I have no doubt that if South somehow got a start (and I bet you if a good old fashioned English giant owned by an international oligarch backed the bid the FFA would do a hammy trying to admit them as quick as possible) a few people would make dickheads of themselves and some outsiders would try and provoke drama to try and make them look bad but overall I don't see anything happening worse than say fans hitting each other with computer equipment, throwing chairs in the street, attacking innocent diners in a steak restaurant, planning to kidnap each other or just plain old punching on with security guards. The fact is that unless you've got Clive Palmer's golden touch and can crash attendances to near triple figures then every team is going to attract some percentage of dickheads. It's just a case of whether your agenda requires covering it up or screaming it from the rooftops.
The same people who almost have a stroke rushing to complain about these stories are a fix up by a pro-AFL/NRL media are often the exact same ones you can rely on for a "nah, we don't want to go back to the bad old days of the NSL" quote whenever the idea of a traditional club being admitted is raised. At least the rabidly anti-soccer people are honest in their hatred instead of being two faced gits.

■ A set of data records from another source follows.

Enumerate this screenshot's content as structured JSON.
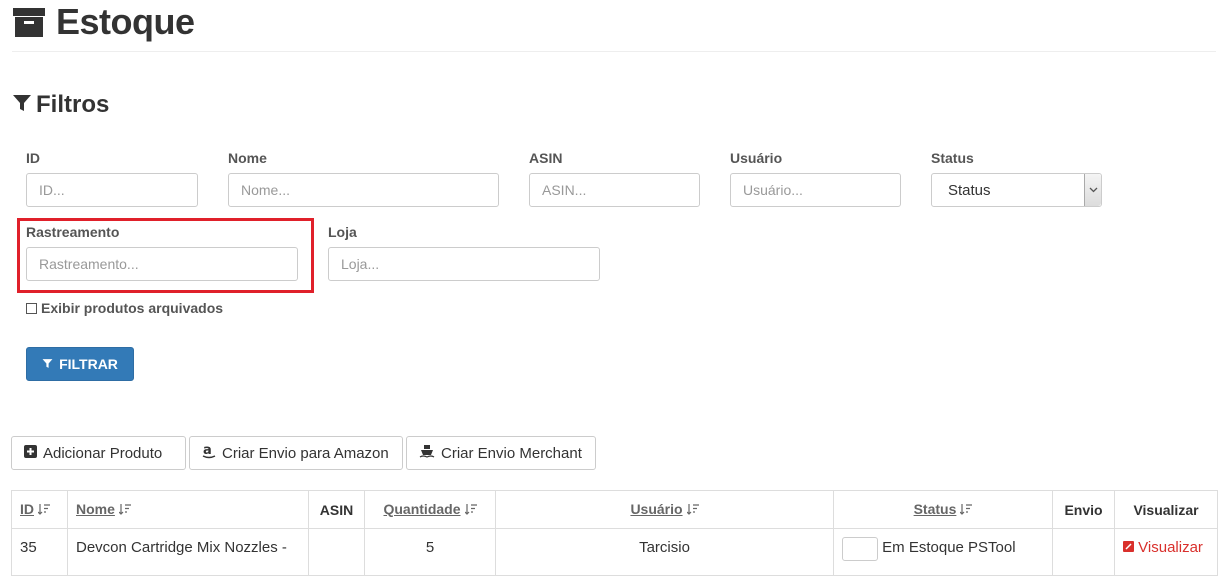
{
  "page": {
    "title": "Estoque",
    "title_icon": "archive-icon"
  },
  "filters": {
    "title": "Filtros",
    "fields": {
      "id": {
        "label": "ID",
        "placeholder": "ID..."
      },
      "nome": {
        "label": "Nome",
        "placeholder": "Nome..."
      },
      "asin": {
        "label": "ASIN",
        "placeholder": "ASIN..."
      },
      "usuario": {
        "label": "Usuário",
        "placeholder": "Usuário..."
      },
      "status": {
        "label": "Status",
        "value": "Status"
      },
      "rastreamento": {
        "label": "Rastreamento",
        "placeholder": "Rastreamento..."
      },
      "loja": {
        "label": "Loja",
        "placeholder": "Loja..."
      }
    },
    "archived_checkbox": {
      "label": "Exibir produtos arquivados",
      "checked": false
    },
    "submit_label": "FILTRAR"
  },
  "actions": {
    "add_product": "Adicionar Produto",
    "create_amazon_shipment": "Criar Envio para Amazon",
    "create_merchant_shipment": "Criar Envio Merchant"
  },
  "table": {
    "headers": {
      "id": "ID",
      "nome": "Nome",
      "asin": "ASIN",
      "quantidade": "Quantidade",
      "usuario": "Usuário",
      "status": "Status",
      "envio": "Envio",
      "visualizar": "Visualizar"
    },
    "rows": [
      {
        "id": "35",
        "nome": "Devcon Cartridge Mix Nozzles -",
        "asin": "",
        "quantidade": "5",
        "usuario": "Tarcisio",
        "status": "Em Estoque PSTool",
        "envio": "",
        "visualizar": "Visualizar"
      }
    ]
  },
  "colors": {
    "primary": "#337ab7",
    "highlight": "#e0202a",
    "link_red": "#d9302c"
  }
}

Even if you do choose to believe that the introduction of a single club traditionally identifying with a single nationality is going to open the gates of hell then answer this. Who are they going to ethnically riot against? Have the Newcastle Jets recently been sold to a consortium from FYROM? Are Central Coast Mariners going to relocate to Northern Cyprus? No they bloody well aren't, so explain to me exactly how this is going to change anything other than by adding a team which will instantly be more relevant than Melbourne City in every aspect other than having owners with more money than brains.
In the meantime please compile a list of your all time top 'ethnic' riots. The way people speak about them they must have happened at every game, so it only goes to reason that you'll easily be able to reel off at least five absolute rippers. Here's your starter for 10 points...
eight of the 14 teams were 'broadbased'. You could bring all the teams back right now and it wouldn't set off any more than the lowest level soccer panic alarm. It is a complete non-issue, but if you tell a lie long enough etc.. etc..
If I was going to argue against South for the A-League I wouldn't bother with the tired cliches, I'd point out that moving 10,000 people to Lakeside Stadium was a prick of a thing to do then and it would be again. Great news for the Route 12 tram, even better news for the City of Port Phillip whose parking inspectors will run riot fining people for illegally parking in suburban streets. It's a reasonable ground with an unreasonably small parking capacity. Not to mention a bright blue bloody running track between the stands and the pitch. Still, you'd play at Waverley Park if that's what it took.
The league can't go on forever with this same tedious handful of teams playing each other every six weeks. It will eventually expand, but that won't come as the result of any 'old' clubs being allowed in. That idea is the dictionary definition of 'too hard basket', and everyone involved at the top level will be so scared of the media screaming "I told you so" at the first sign of trouble that they'll be much more comfortable introducing Red Bull Geelong. Good luck to them I suppose, at least if Red Bull turn up with their millions of dollars that will be one team the league won't have to financially bail out when they get themselves into deep shit.
And if South somehow make it back I will respectfully disengage myself from the Phoenix and like an Oakleigh or Heidelberg fan I'll slink back in the side door and resume play like the last nearly 15 years didn't happen. Is Kristian Sarkies still poised to be the next big thing?